Father's Commitment and Attachment

Dan Savage’s the kid offers a new perspective on the recurrent themes of commitment and attachment that we have seen in other works. Throughout Dan’s entire adoption novel, commitment seems to be an issue. I’m not sure he fears commitment as much as he dislikes the label that it seems to signify. For instance he cannot commit to a ‘name’ for his partner, lover, etc.; Terry. In part this seems to be as much a social/political stigma as much as it his individual problem. It’s not necessarily that he is ashamed of being gay, but rather he is shameful about the stereotypical connotation that comes with whatever label he inserts. Commitment to one’s partner was explored in other works. I found it interesting that the commitment between most heterosexual couples dealt, at least in writing, with a focus on the mother writer and not so much the father figure. From Savage’s point of view, Terry (the other dad/domestic wife) plays an equal if not greater part in Dan’s story. This may be due in part to the social constraints that being gay and adopting break.
Aside from the commitment to each other, more than once I found myself questioning the commitment of Dan. At times I could take his sarcastic remarks as fears of commitment, but there were other times when this was near impossible. For example: “I wondered if Terry and I would be sitting in leather bars when we’re 60, watching porn, sipping beer and laughing with the bartender. I hoped so.” This thought appears when Terry and Dan have to consider whether or not to adopt Melissa’s possibly FAS baby. In general FAS is a hard thing to wrap one’s mind around and maybe this was just their way of dealing with the overwhelmingly negative information. However, Dan had mentioned earlier that part of the reason he wanted a child was to grow fat and stop the party life. I realize that this was not altogether the truth, but I can’t get around the fact that the child seems to have had no affect on Dan’s possible future life. Why even have a child if it changes nothing? This comment seems too real to not be taken seriously.

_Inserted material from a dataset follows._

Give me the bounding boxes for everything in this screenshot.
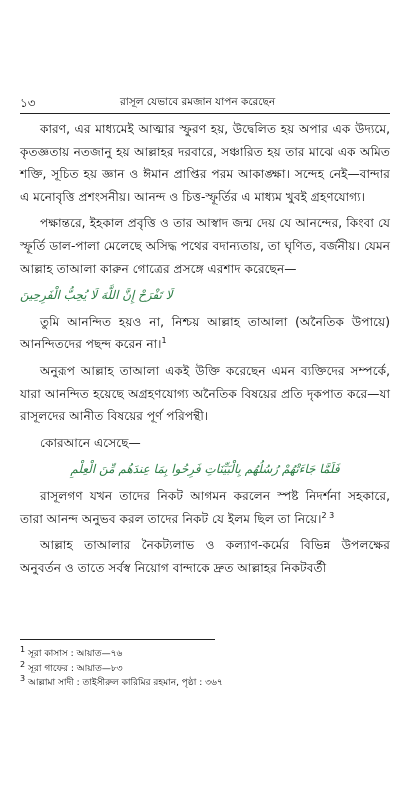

Commitment is supposed to come with a sense of attachment. Dan’s whole idea of attachment is that of a jinx. He feels that if he attaches himself to the idea of a child it will somehow be abruptly taken away, thus his worst case scenarios. I understand his superstition of ‘it’s too good to be true,’ but this lack of attachment translates itself into the relationship between Dan and the child later on. When D.J. is born Dan holds him, commenting to the fact that he feels nothing, questioning, “What the [heck] is wrong with me” (191)? I’m sure this sentiment is echoed by mothers as well, just not expressed as it is not socially acceptable (as we’ve learned from other such examples). Though this may be true, I cannot help but wonder if Dan’s lack of attachment to the idea of an actual child hindered him from feeling anything. Terry, at least from Dan’s perspective, seemed to be echoing the proper mannerisms of society. However, little as this attachment was in the beginning, it eventually grew. Dan came to the realization that he needed to bond with D.J. The one thing that I take away from his interaction with D.J. and Terry and need for bonding is the following comment. “While I got out of a lot of baby grunt work, I also missed out on the bonding that grunt work inspires” (234). This in itself is inspirational as much as it delivers a truthful comment about mothers and their attachment to their children. Although most of the women seemed to complain about the never ending time with their children and inability to get away, they developed some sort of special bond. I just felt that this was really insightful of Dan.
Another insightful/ tell tale sign that maybe Dan and Terry were ready to be parents were there reactions to taking D.J. away from Melissa. They conceded that what they were about to do would break her heart. Their reluctance to do so proved them emotionally attached/committed not only to D.J., but also to Melissa; an important aspect to an open adoption. Furthermore, Dan’s attempt at thanking Melissa suggested his understanding of the Melissa’s person, rather than just her label as a mother.
In conclusion although Dan and Terry did not initially come off as the ‘parent type,’ the progressive commitment and attachment eventually prove otherwise.